Mailing List Archives
Authenticated access
|
|
|
[Date Prev][Date Next][Thread Prev][Thread Next][Date Index][Thread Index]
Re: [HTCondor-users] Condor/SGE cluster
> Hi,
Hi Lukas.
> okay, I've found the error.
>
> I had to add a line to /usr/libexec/condor/glite/bin/sge_submit.sh which
> includes the location of "qsub" to PATH.
This *should* in principle have been taken care of by executing SGE's
'settings.sh'. As I mentioned in my earlier post, you can make sure
it is found by setting sge_rootpath and sge_cellname appropriately in
batch_gahp.config:
if [ -z "$sge_rootpath" ]; then sge_rootpath="/usr/local/sge/pro"; fi
if [ -r "$sge_rootpath/${sge_cellname:-default}/common/settings.sh" ]
then
. $sge_rootpath/${sge_cellname:-default}/common/settings.sh
fi
Or, is settings.sh not setting the path ?
> By the way, there is some pointless code in this script:
>
> jobID=`qsub $bls_tmp_file 2> /dev/null | perl -ne 'print $1 if /^Your job
> (\d+)/;'` # actual submission
> retcode=$?
> if [ "$retcode" != "0" -o -z "$jobID" ] ; then
> rm -f $bls_tmp_file
> exit 1
> fi
Agree, thanks. This is now fixed in the upstream code.
> And for readability reasons you could use awk '{ print $3 }' instead of perl
> -ne 'print $1 if /^Your job (\d+) /;'.
This depends on what else qsub can output to stdout, and, having no direct
SGE experience, I'd be cautious in changing it.
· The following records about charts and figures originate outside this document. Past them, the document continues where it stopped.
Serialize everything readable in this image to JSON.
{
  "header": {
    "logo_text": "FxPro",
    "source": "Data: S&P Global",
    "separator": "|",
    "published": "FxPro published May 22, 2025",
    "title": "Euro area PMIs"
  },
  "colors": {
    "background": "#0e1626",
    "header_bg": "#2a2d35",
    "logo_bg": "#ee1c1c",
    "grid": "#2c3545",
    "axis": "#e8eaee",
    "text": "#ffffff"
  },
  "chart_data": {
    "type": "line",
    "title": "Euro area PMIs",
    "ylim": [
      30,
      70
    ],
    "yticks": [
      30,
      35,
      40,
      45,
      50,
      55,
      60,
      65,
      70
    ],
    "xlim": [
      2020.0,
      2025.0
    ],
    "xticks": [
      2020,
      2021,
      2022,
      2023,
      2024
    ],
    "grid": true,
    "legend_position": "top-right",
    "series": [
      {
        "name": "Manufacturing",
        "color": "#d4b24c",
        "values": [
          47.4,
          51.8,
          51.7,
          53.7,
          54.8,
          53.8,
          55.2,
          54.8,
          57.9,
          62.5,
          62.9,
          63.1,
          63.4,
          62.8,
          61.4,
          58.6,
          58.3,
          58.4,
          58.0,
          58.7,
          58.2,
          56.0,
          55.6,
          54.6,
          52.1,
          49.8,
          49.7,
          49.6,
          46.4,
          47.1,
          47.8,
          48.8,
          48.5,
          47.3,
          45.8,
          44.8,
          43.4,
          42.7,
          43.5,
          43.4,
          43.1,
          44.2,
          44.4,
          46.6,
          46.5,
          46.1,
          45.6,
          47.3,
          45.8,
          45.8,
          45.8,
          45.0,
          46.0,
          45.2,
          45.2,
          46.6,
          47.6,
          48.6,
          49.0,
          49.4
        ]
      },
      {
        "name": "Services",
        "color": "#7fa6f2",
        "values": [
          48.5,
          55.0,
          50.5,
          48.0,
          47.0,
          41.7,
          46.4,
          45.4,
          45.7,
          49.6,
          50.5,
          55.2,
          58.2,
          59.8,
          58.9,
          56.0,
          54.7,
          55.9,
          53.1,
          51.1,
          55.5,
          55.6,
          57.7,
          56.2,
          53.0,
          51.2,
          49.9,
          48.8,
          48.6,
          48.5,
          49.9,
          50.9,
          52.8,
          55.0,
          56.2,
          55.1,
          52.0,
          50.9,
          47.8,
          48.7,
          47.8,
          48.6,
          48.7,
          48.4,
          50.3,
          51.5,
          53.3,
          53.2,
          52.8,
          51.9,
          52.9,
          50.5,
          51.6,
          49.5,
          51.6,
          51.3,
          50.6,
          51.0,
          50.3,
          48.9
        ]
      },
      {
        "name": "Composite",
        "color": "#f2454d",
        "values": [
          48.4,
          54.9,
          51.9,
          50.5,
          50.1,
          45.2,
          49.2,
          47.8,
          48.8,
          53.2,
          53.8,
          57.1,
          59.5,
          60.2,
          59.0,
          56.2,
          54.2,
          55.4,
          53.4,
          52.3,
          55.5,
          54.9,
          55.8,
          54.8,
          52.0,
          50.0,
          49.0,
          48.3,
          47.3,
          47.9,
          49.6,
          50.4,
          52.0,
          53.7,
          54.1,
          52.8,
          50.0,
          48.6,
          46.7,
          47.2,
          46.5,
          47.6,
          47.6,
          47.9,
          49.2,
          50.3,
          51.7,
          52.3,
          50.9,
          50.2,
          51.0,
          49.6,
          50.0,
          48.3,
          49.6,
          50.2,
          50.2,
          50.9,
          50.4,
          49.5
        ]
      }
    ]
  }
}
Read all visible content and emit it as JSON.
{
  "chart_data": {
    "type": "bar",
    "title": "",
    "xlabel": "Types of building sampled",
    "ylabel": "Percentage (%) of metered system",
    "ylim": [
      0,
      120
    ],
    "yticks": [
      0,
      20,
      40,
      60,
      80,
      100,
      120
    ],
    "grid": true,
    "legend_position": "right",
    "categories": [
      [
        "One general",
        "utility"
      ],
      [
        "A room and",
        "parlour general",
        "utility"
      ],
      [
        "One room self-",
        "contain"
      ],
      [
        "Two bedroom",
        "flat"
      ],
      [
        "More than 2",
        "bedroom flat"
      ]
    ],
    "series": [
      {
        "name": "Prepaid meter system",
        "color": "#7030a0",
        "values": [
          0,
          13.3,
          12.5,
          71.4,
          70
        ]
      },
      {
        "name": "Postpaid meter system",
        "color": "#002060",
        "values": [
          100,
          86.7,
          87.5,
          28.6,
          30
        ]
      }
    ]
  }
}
> Furthermore, it would be nice if this script would generate some error
> messages or an error log.
I have trouble contacting the SGE script authors. The main issue here
is whether they had a reason to redirect the STDERR of the qsub command to
/dev/null. As STDERR is recorded in the logs it may have provided valuable
information. Would it be too much if I asked you to please test removing the
"2> /dev/null" and see if you hit any side effects ? This may be useful
for other users in the future.
Thank you for sharing your findings.
Francesco Prelz
INFN Milano